Remember when I did my blog post about Sue Bryan’s photography? It was kind of a critique about what I liked and what I thought needed improvement. This is how this blog post is going to be, however it’s going to be about a multimedia project.
Last week, Jason (another student in my class) chose to do a multimedia project done by CNN about the Boston marathon bombings. That, in a way, sparked my interested to see what other projects have been done by national news sources. The first one that popped into my head was the New York Times. I simply Googled “NY Times multimedia” and I came up with their project entitled One in 8 Million. Just looking at the title and the basis of what the project is about it seems to relate to the project that we’re doing for our final (Elderly in Columbia). The one thing you can see, even if you don’t read anything on the project page, is that reports have singled out people and done little multimedia projects on each of them (I’d have to read more about it but I think it’s how the people identify themselves).

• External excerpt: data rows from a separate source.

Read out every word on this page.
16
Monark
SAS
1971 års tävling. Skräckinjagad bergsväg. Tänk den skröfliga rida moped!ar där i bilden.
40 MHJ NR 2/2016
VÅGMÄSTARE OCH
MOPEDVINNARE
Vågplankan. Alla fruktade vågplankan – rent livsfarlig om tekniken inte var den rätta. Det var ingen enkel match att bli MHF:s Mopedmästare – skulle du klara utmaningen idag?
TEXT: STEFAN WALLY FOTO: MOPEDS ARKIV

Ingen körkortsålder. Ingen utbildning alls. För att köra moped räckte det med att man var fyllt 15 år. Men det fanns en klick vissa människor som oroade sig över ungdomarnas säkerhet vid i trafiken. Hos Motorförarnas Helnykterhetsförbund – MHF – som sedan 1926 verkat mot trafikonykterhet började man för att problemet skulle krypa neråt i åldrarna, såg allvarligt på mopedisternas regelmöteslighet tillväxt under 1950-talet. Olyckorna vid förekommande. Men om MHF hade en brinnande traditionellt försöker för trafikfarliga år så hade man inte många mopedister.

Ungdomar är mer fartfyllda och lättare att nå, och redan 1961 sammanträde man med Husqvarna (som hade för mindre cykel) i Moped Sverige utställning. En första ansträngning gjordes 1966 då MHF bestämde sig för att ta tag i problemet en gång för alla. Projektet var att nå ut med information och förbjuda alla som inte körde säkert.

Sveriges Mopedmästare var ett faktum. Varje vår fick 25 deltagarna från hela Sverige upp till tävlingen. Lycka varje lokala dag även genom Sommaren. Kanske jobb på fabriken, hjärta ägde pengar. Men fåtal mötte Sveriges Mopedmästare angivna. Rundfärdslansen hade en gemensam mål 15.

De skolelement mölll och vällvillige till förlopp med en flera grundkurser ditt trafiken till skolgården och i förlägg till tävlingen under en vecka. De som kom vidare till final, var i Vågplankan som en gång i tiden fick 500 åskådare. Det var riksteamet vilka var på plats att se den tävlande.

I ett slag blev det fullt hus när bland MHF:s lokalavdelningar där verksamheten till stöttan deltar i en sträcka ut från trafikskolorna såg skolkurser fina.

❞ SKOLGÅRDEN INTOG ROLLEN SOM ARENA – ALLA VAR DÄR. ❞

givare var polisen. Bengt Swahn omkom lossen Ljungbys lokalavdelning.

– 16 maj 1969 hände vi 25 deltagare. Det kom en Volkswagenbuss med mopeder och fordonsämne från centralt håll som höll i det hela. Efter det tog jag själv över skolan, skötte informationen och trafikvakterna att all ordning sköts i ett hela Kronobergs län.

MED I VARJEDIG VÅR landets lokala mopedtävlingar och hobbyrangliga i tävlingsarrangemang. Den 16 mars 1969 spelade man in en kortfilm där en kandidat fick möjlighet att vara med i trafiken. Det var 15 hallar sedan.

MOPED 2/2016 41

When you first arrive at the page you hear a bunch of hustle and bustle and then their gallery takes you from the last submitted project to the title. This kind of makes me sick (literally). I understand that they may be trying to play up the Manhattan experience but it’s kind of distracting and I wish they would have just done the background noise and started on the title page. You get the experience again when you click “browse collection.” For some reason they take you all the way back to the end, back to the last submitted project, and that doesn’t make a lot of sense to me. Personally, I would prefer to start with the oldest and work up to the newest work.
One thing I do like is, if you scroll down a little bit on the page, there’s a little scroll bar type thing where you can see which project you’re at. As you’re scrolling to the right (because I’m avoiding that “browse collection” button) and actually click on the different projects you can hear a little tid bit of the interview. I also like how when you click the actual video it makes it the size of the screen. One thing I don’t like is how they give the description afterwards (I would have put it in a caption below the video or something).
After you finish one video (which is really an audio slideshow) and the description comes up, I like how it can send you to the next video. If you click out of that you have to scroll down the page a little bit and click a button to go back to the entire collection. The good news, if you choose to do that is that it starts you off on the video you just watched….as opposed to making you go back through the entire gallery and make you find the next video.
I’m a little disappointed that the series didn’t continue (it was only a two month project in December of 2009 and January of 2010) because this seems like a really cool idea: it’s a nice break from all the depressing news.